メカ的にもおもしろく、バイト代でライターをいくつも買った。イムコのオイルライターという軍用ライターがある。発火石を回転砥石で発火させるというメカを最初に作り出したモデルである。今でも売られているが安くて壊れにくく、学校でも売れた。

夜になると賑わう通りは、夕方にはクラブのママがお客へのプレゼント用にひとつ900円くらいのライターを20個くらい仕入れてくれたり、お姉ちゃんにダンヒルのライターをプレゼントする酔っぱらいのオヤジなどで店は繁盛していた。

そうこうしていると、ライター屋の社長が大阪のOS劇場横の阪急東通り商店街の中のスタンドくらいの食べ物屋の権利を買った。この会社は社員が4人のチョー零細企業で、社長、ライター屋店長、50歳過ぎのちょっと頭のよくないおじさんと別の仕事している人。

社長も社員も、もちろん飲食店はやったことはなかった。今になって思えば、ちょっと頭のよくないおじさんは年齢的に現業をやる感じじゃなかったので、脅すくらいの勢いで職種を変えさせたのだろう、店長になった。

俺はといえば、社長に「たこ焼き屋やってみる?」と聞かれ、二つ返事で「やります」と元気よく答えたものだった。
素人っぽいアプローチだが、王道でもあり、最初は美味しいたこ焼きとは?ということで大阪の有名なたこ焼きはほとんど会社持ちで食べさせて貰った。

いろんなことを知った。たこ焼きに限って披露すると、たこ焼きは実はダシが勝負であること。貝、カツオ、など魚介系が好まれる。タコは大きければいいというものではないこと。後述するがたこ焼きは素早く作るものだけに火のとおりが悪くなるのである。タコが大きいことを誇る店は素人だと知った。

材料で驚いたのは、天かすにいくつもグレードがあること。もっとも高級なグレードはイカなどの具材が混ざっており黄色い。
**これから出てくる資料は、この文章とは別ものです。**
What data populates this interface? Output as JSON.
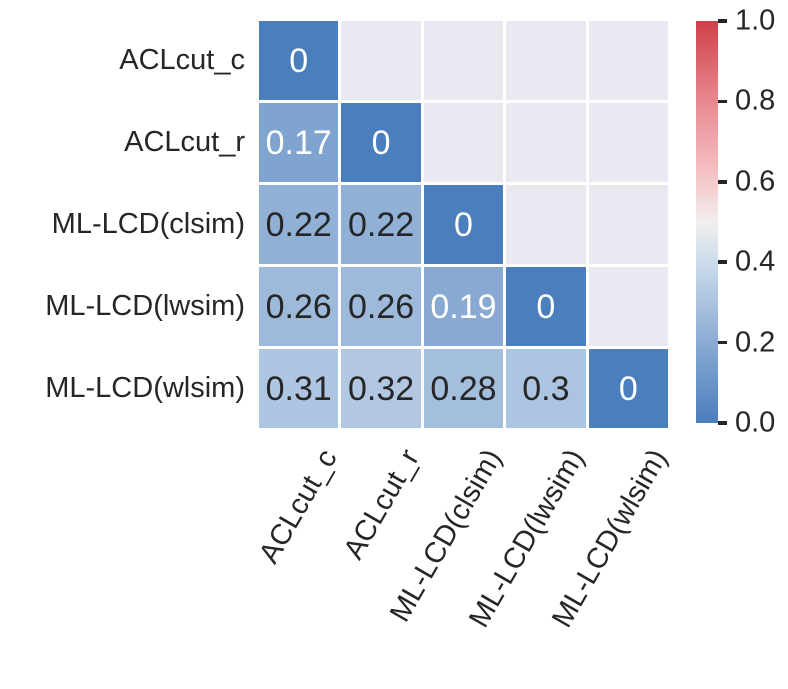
{
  "chart_data": {
    "type": "heatmap",
    "title": "",
    "xlabel": "",
    "ylabel": "",
    "categories": [
      "ACLcut_c",
      "ACLcut_r",
      "ML-LCD(clsim)",
      "ML-LCD(lwsim)",
      "ML-LCD(wlsim)"
    ],
    "mask": "upper-triangle",
    "cells": [
      [
        {
          "value": 0,
          "label": "0"
        },
        null,
        null,
        null,
        null
      ],
      [
        {
          "value": 0.17,
          "label": "0.17"
        },
        {
          "value": 0,
          "label": "0"
        },
        null,
        null,
        null
      ],
      [
        {
          "value": 0.22,
          "label": "0.22"
        },
        {
          "value": 0.22,
          "label": "0.22"
        },
        {
          "value": 0,
          "label": "0"
        },
        null,
        null
      ],
      [
        {
          "value": 0.26,
          "label": "0.26"
        },
        {
          "value": 0.26,
          "label": "0.26"
        },
        {
          "value": 0.19,
          "label": "0.19"
        },
        {
          "value": 0,
          "label": "0"
        },
        null
      ],
      [
        {
          "value": 0.31,
          "label": "0.31"
        },
        {
          "value": 0.32,
          "label": "0.32"
        },
        {
          "value": 0.28,
          "label": "0.28"
        },
        {
          "value": 0.3,
          "label": "0.3"
        },
        {
          "value": 0,
          "label": "0"
        }
      ]
    ],
    "colormap_stops": [
      {
        "value": 0.0,
        "color": "#4a7ebc"
      },
      {
        "value": 0.2,
        "color": "#8aabd3"
      },
      {
        "value": 0.4,
        "color": "#ccdcec"
      },
      {
        "value": 0.5,
        "color": "#f1efee"
      },
      {
        "value": 0.6,
        "color": "#f5c9cb"
      },
      {
        "value": 0.8,
        "color": "#e9888f"
      },
      {
        "value": 1.0,
        "color": "#d03f48"
      }
    ],
    "masked_cell_color": "#e9e9f1",
    "grid_line_color": "#ffffff",
    "annot_text_dark": "#262626",
    "annot_text_light": "#ffffff",
    "annot_white_below": 0.21,
    "colorbar": {
      "range": [
        0.0,
        1.0
      ],
      "ticks": [
        {
          "value": 0.0,
          "label": "0.0"
        },
        {
          "value": 0.2,
          "label": "0.2"
        },
        {
          "value": 0.4,
          "label": "0.4"
        },
        {
          "value": 0.6,
          "label": "0.6"
        },
        {
          "value": 0.8,
          "label": "0.8"
        },
        {
          "value": 1.0,
          "label": "1.0"
        }
      ]
    }
  }
}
当時はそのまま袋詰めして駄菓子屋で売られていたくらいうまい。安くなるほど小麦粉だけなので白いのである。こういう天かすが一斗缶に入って入手できるのだ。

材料の投入にも順番がある。最初は天かすが鉄則。次にタコ。他の順番はどうでもいいが、こうしないとたこ焼きの真ん中にタコがこない。知ってた?
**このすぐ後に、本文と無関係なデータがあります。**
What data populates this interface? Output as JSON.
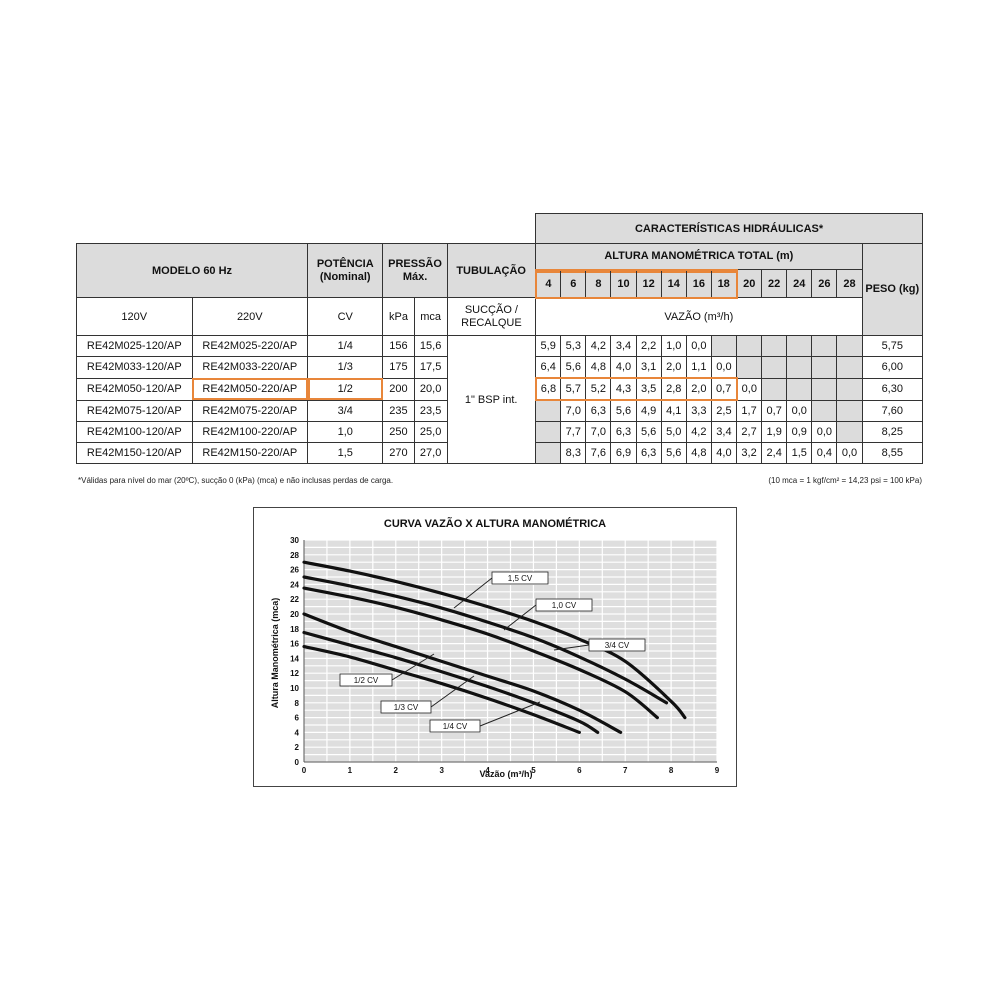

たこ焼き器は、鉄製と銅製がある。鉄は熱が穏やかに伝わるので素人に向いている。もしくは大粒のたこ焼きの場合は中まで火がとおるのに時間がかかるため、じんわり鉄製のほうがよい。
プロは銅製を使う。銅は熱の周りが大変早い。そのため、外側はパリッと、中身はトロリという状態を作り出しやすいのである。

が、職人技が要求されるのもまた、銅板である。たこ焼きは実は作る時にあまりコロコロ回さない。理想は1/3回転ずつ、3回で作ることである。それくらいの手数で素早く作り、中まで火がとおってはならない。できあがったら、鉄製の板のほうに移す。
千枚通しでたこ焼きをつつきまわしている人はお店で修行したことはないといえる。

一方で、マクドナルドで夜間の掃除のバイトもしていた俺は、たこ焼きを作ることもさりながら、店を清潔に保つことにはずいぶん貢献した。たこ焼き屋はタコという、なまものと粉を扱うのでかなりきっちり掃除しないと、たちまち粉は固まり、汚れていくのだ。いくら商品は火をとおすから安全といったって店が臭いのでは、お客は来ない。
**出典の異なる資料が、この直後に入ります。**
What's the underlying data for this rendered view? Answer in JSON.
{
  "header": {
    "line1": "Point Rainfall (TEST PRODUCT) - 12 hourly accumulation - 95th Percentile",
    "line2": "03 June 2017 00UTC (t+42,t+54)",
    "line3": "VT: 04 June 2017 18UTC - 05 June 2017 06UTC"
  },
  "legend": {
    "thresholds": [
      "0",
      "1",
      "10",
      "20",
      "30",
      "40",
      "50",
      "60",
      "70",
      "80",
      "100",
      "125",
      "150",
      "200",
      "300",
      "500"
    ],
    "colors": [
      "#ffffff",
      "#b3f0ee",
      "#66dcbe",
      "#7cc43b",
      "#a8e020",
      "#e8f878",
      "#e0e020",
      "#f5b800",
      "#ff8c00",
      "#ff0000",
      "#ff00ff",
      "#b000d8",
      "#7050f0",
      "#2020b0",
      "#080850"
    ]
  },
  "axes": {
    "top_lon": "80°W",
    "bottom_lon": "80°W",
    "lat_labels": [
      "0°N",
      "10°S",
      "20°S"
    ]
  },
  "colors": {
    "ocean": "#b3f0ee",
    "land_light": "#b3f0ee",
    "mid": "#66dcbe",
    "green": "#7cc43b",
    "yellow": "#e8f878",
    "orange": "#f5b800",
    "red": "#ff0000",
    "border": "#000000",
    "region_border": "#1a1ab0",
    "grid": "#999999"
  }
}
たこ焼き自体は、最初は人気店の技術指導を買う話で進んでいたが、相手の職人がえげつないカネを要求してきたため決裂。しばらく悩んだ社長はソースなしのたこ焼き自体に味付けをしてしまうというアイデアで勝負に出たのだった。

確かにお店は酔っぱらいが多い通りだったため、液体のソースはひっくり返される可能性は高かった。ほとんどの人が食べながら歩くため、たこ焼きの箱はマクドナルドの袋などと同じように、あちこちに散乱していた。

ただ、たこ焼きはソースがかかっているものというのが今でも常識であるため、嫌う人も多かった。

ソースなしのたこ焼きの味付けは、そんなに難しいものではなく、醤油、鰹節粉末、昆布粉(昆布茶の塩なしは食材屋に売られている)、ハイミー、いの一番であった。ベースは小麦粉、卵、ミルク。

お店とは不思議なもので、ずっとそこにあってやっていると、だんだんお客が増える。私が離れるころには、月商400万円くらい売っていた。
それはバイトとしてもうれしくて、正月の元日から働いていた。

話は変わるけど、このたこ焼き屋の通り向かいが、露天で時計やアクセサリーを売っているおじさんだった。もう壊れて捨てたが、セイコーのダイバーウォッチを買ったりした。なぜか彼は東京に引っ越す決心をし、荷造りのバイトをやらせてくれた。奥さんは中国人で、当時はまだうぶな私が緊張してしまうくらいの美人で抜群のプロポーションの人だった。あのご夫婦は今頃、どこでなにをされているのだろうか。